Filipino megastar, Sharon Cuneta, has recently admitted in the media that she’s going through a “midlife crisis.” She said that she lost faith in her self. “I hated myself for the way I looked and the time I continued to waste by not focusing and working on bettering my own person,” Sharon honestly confessed. She added that she became complacent about her weight battle and she apologized to her fans for “letting them down.”
“Midlife crisis” is a term coined by Canadian psychologist/psychoanalyst Eliot Jaques in 1965. It’s referred to as a time of life (from age 40s to 50s and beyond) when a person realizes his or her own mortality and the limitedness of time left. Such transition is usually triggered by stressors related to career, marriage, physical appearance or changes associated with aging, romantic relationships, financial expenditures, work-life balance, among others.
Based on empirical studies in adult development psychology, this so-called “midlife crisis” is not a universal or even near-universal phenomenon. One noted study, for example, is the normative aging study by Costa and Mcrae in the 80s. The middle-aged persons in their study were followed from their early 20s throughout their adulthood. And they found out that the only ones with a “midlife crisis” (i.e. depression, despair) were the ones who, in their 20s, were also depressed and anxious.

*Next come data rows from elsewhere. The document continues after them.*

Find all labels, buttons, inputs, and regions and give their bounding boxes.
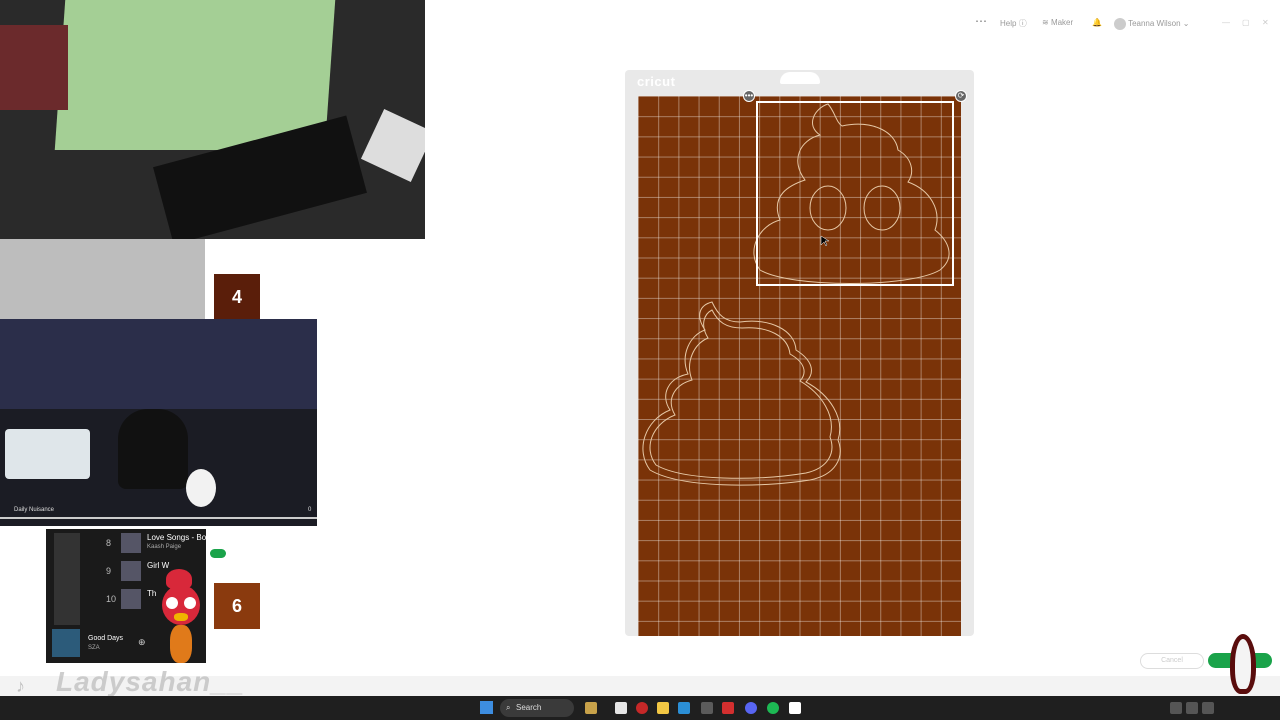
album-art xyxy=(121,561,141,581)
app-icon[interactable] xyxy=(701,702,713,714)
now-playing-art xyxy=(52,629,80,657)
paper-photo xyxy=(360,108,425,183)
file-explorer-icon[interactable] xyxy=(657,702,669,714)
search-icon: ⌕ xyxy=(506,703,511,712)
vinyl-sheet-photo xyxy=(0,25,68,110)
track-artist: Kaash Paige xyxy=(147,544,182,550)
discord-icon[interactable] xyxy=(745,702,757,714)
rooster-mascot-icon xyxy=(158,569,206,663)
taskbar-search[interactable]: ⌕ Search xyxy=(500,699,574,717)
wifi-icon[interactable] xyxy=(1202,702,1214,714)
tray-chevron-icon[interactable] xyxy=(1170,702,1182,714)
widgets-icon[interactable] xyxy=(585,702,597,714)
cancel-button[interactable]: Cancel xyxy=(1140,653,1204,669)
track-number: 9 xyxy=(106,566,112,576)
track-title: Th xyxy=(147,589,157,598)
task-view-icon[interactable] xyxy=(615,702,627,714)
mic-icon[interactable] xyxy=(1186,702,1198,714)
desk-camera-overlay xyxy=(0,0,425,239)
browser-icon[interactable] xyxy=(678,702,690,714)
toggle-switch[interactable] xyxy=(210,549,226,558)
track-title: Love Songs - Bo xyxy=(147,533,207,542)
opera-icon[interactable] xyxy=(636,702,648,714)
obs-icon[interactable] xyxy=(722,702,734,714)
stream-progress-bar xyxy=(0,517,317,519)
material-card-6[interactable]: 6 xyxy=(214,583,260,629)
stream-progress: 0 xyxy=(308,507,312,513)
windows-start-icon[interactable] xyxy=(480,701,493,714)
now-playing-artist: SZA xyxy=(88,645,100,651)
backpack-wall-photo xyxy=(0,319,317,409)
spotify-icon[interactable] xyxy=(767,702,779,714)
tiktok-icon: ♪ xyxy=(16,676,25,696)
windows-taskbar: ⌕ Search xyxy=(0,696,1280,720)
album-art xyxy=(121,533,141,553)
edit-handle-icon[interactable]: ••• xyxy=(743,90,755,102)
cricut-app-icon[interactable] xyxy=(789,702,801,714)
spotify-overlay: 8 Love Songs - Bo Kaash Paige 9 Girl W 1… xyxy=(46,529,206,663)
track-number: 8 xyxy=(106,538,112,548)
poop-outline-shape[interactable] xyxy=(642,301,841,486)
cutting-machine-photo xyxy=(5,429,90,479)
album-art xyxy=(121,589,141,609)
material-card-4[interactable]: 4 xyxy=(214,274,260,320)
streamer-watermark: Ladysahan__ xyxy=(56,666,245,697)
track-number: 10 xyxy=(106,594,117,604)
list-item[interactable]: 8 Love Songs - Bo Kaash Paige xyxy=(46,529,206,557)
selection-box[interactable] xyxy=(756,101,954,286)
streamer-photo xyxy=(118,409,188,489)
rotate-handle-icon[interactable]: ⟳ xyxy=(955,90,967,102)
stream-caption: Daily Nuisance xyxy=(14,507,55,513)
plush-photo xyxy=(186,469,216,507)
streamer-camera-overlay: Daily Nuisance 0 xyxy=(0,319,317,526)
now-playing-title: Good Days xyxy=(88,635,124,642)
add-icon[interactable]: ⊕ xyxy=(138,637,146,648)
cutting-mat-photo xyxy=(54,0,336,150)
webcam-gap xyxy=(0,239,205,319)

The way I see it, the so-called “midlife crisis” is two things that makes it a myth: 1. It’s not related to “age;” and 2. It’s proven to be not a general phenomenon applied to all. If you’re so depressed or desperate in your 40s, 50s, and beyond, there could be many underlying causes for this. And the least of these causes is your “age!” You’ve likely experienced countless crises in your adult years where you missed growing or developing strong psychological boundaries. In cases like this, once a crisis-prone individual, always a crisis-prone individual, no matter what age you turn to.